La gobernabilidad política en los sistemas democráticos es una tarea de nunca acabar, pues la dinámica de los conflictos pone en serio riesgo a las instituciones más importantes, así como tiende a quebrarse la durabilidad de las reglas del orden político. En una gran parte de los países de América Latina, las reformas institucionales fueron encaradas de manera difusa por un conjunto de normas y políticas sin integrar de manera consistente los problemas que trae el cambio de largo plazo, junto con las dimensiones socio-culturales donde varios actores exigen transformaciones inmediatas.

Los dramáticos conflictos que muestran represión, corrupción, golpes de Estado y una decepción profunda con la democracia, sacuden a todo el continente desde comienzos del siglo XXI. Estos problemas expresan claramente de qué manera las élites reformistas se han deslegitimado para llevar adelante varios cambios económicos importantes. Asimismo, los movimientos sociales indígenas, las mujeres, los jóvenes e incluso grupos de presión nuevos como el denominado LGTBIQA+, quienes exigen una participación intensa en el diseño de cualquier política pública, junto con sus propias ambiciones para la toma del poder.

Los casos de explosiones sociales señalan por qué la democracia representativa y la estabilidad gobernable dejaron de ser factores de negociación, convirtiéndose en todo lo contrario, ya que la ruptura de los sistemas democráticos regresó como una nueva estrategia para el ejercicio del poder a manos de actores sociales convulsionados. Todo parece desembocar hacia la democracia anómica.

Puede afirmarse claramente que los conflictos en un régimen democrático nunca mostrarán un “sistema de equilibrios perfectos” porque los actores involucrados en la resolución de los problemas pretenden resultados rápidos y momentáneos, sin intentar sacrificarse por un tiempo en función de beneficiar a toda la sociedad. Los actores conflictivos buscan proteger al máximo sus intereses y es por esto que no toman en cuenta las consecuencias posteriores de sus acciones, sino que más bien piensan en su propio hedonismo, degenerando en conductas completamente unilaterales y altamente destructivas.

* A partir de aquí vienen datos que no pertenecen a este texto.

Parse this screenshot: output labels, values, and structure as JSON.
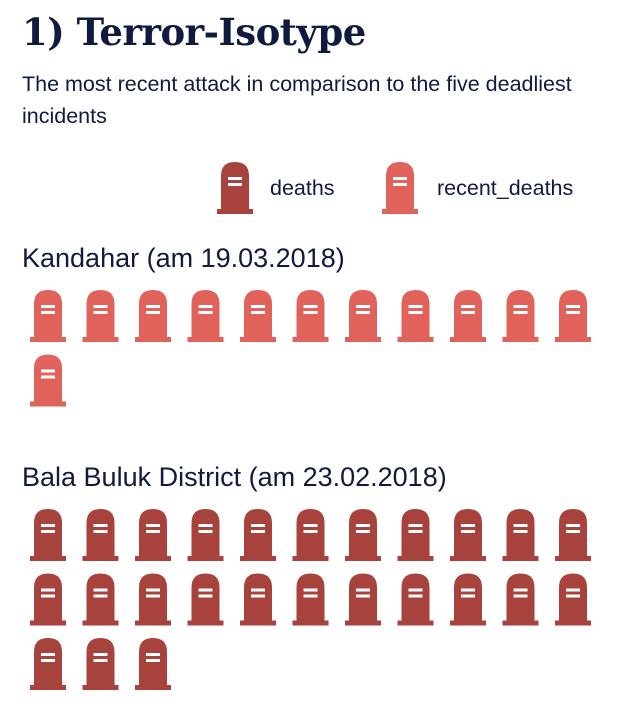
{
  "page": {
    "title": "1) Terror-Isotype",
    "subtitle": "The most recent attack in comparison to the five deadliest incidents"
  },
  "legend": {
    "items": [
      {
        "label": "deaths",
        "color": "#a8423c",
        "icon": "tombstone-icon"
      },
      {
        "label": "recent_deaths",
        "color": "#e0625a",
        "icon": "tombstone-icon"
      }
    ]
  },
  "chart_data": {
    "type": "isotype",
    "unit": "one tombstone per death",
    "series": [
      {
        "name": "deaths",
        "color": "#a8423c"
      },
      {
        "name": "recent_deaths",
        "color": "#e0625a"
      }
    ],
    "incidents": [
      {
        "label": "Kandahar (am 19.03.2018)",
        "series": "recent_deaths",
        "value": 12
      },
      {
        "label": "Bala Buluk District (am 23.02.2018)",
        "series": "deaths",
        "value": 25
      }
    ]
  }
}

Por lo tanto, las viejas estrategias de negociación asentadas en la “inclusión de los excluidos” pierden relevancia para dar paso a múltiples actores sociales que irrumpen a como dé lugar en el sistema de toma de decisiones, con el objetivo de ganar el todo por el todo, inclusive a pesar de sucumbir en medio de acciones violentas.

Un probable equilibrio en los conflictos significaría tener la posibilidad de confluir los intereses de varios actores que, si bien en un momento están enfrentados, podrían lograr, posteriormente, varios acuerdos en relación con diferentes objetivos de desarrollo y mejoramiento que apunten hacia un beneficio colectivo para todos.

En América Latina, el posicionamiento de los actores conflictivos muestra que durante todo el periodo democrático entre 1985 y 2024 se formaron, al parecer, dos frentes: a) por un lado se encuentran las posiciones de los “actores corporativo-sociales”, y b) por otro lado se hallan los “actores institucionales”.

Los actores corporativo-sociales influyen en la sociedad civil organizada con demandas y reivindicaciones de carácter político muy fuertes; sin embargo, no pueden alcanzar resultados eficaces en materia de gestión pública debido a sus divisiones internas y a la inestabilidad institucional que ellos promueven tratando de incumplir todo tipo de reglas y resistiéndose a esperar pacientemente para que maduren las soluciones a sus problemas.

Estos actores se agrupan en lo que representan las diferentes clases sociales, los sindicatos, agrupaciones ciudadanas y aquellas organizaciones que dicen promover la lucha de los de abajo y todo tipo de grupos marginales. En este caso, no importa mucho la preservación del sistema democrático, sino la efervescencia de los actores movilizados, sobre todo pobres y carentes de poder, cuyo objetivo es satisfacer sus intereses inmediatos, inclusive a costa de la ruptura, a veces irremediable, del orden político democrático.

Por el contrario, los actores institucionales están en las esferas de gobierno, organismos de cooperación y los partidos políticos modernos tendientes a lograr acuerdos negociados, sobre la base de normas duraderas. Estos actores asumen una posición más mesurada respecto a la proyección de las políticas públicas, son más reacios al control social reclamado por algunas organizaciones de base, estando al mismo tiempo atrapados en consideraciones de análisis de mercado y posibilidades financieras sostenibles, llegado el momento de evaluar sus propias alternativas de subsistencia futura. El problema de estos actores institucionales radica en que son muy proclives a la corrupción, a crear grupos exclusivos que actúan como grupos feudales, agrandando las desigualdades, un conflicto estructural que atormenta a toda América Latina.

Los actores institucionales, supuestamente son más racionales porque saben muy bien que no pueden ofrecer aquello que la realidad no es capaz de dar; sin embargo, para ganar elecciones o perjudicar a los enemigos políticos de la oposición, también amenazan la racionalidad de toda democracia, al negociar soluciones imposibles pensando en objetivos coyunturales y de corto plazo.

La polarización entre los actores social-corporativos, impacientes por arrancar sus demandas a cualquier precio, y los actores institucionales constituye un “equilibrio inestable” donde las negociaciones violan sistemáticamente las reglas democráticas y atentan contra la estabilidad por temor o chantaje de los grupos movilizados. La consecuencia inmediata es una cultura política informal donde es preferible el desorden y las contradicciones que la racionalidad previsible de una democracia modernizada. La cultura política informal está atravesada completamente por la anomia donde todas las clases sociales quieren ganar en río revuelto, pensando en la satisfacción de sus intereses restringidos y promoviendo la evaporación del interés colectivo y la unidad como Nación.

El conflicto y la ingobernabilidad en América Latina se alimentan de la anomia y viceversa. Las reglas democráticas se rompen fácilmente, pero deben permitir la libre expresión, inclusive de aquellos actores destructivos o antidemocráticos. Al final, ningún actor corporativo o nivel institucional obtiene resultados eficaces porque todos están afectados por el cálculo egoísta donde el único triunfador es la violencia anómica. ¿Podemos reflejarnos en Venezuela y terminar como ella? En teoría sí, aunque todo depende de generar una verdadera conciencia nacional, de igualdad de derechos y oportunidades, así como de racionalidad justa para obtener, poco a poco, la ansiada consolidación democrática.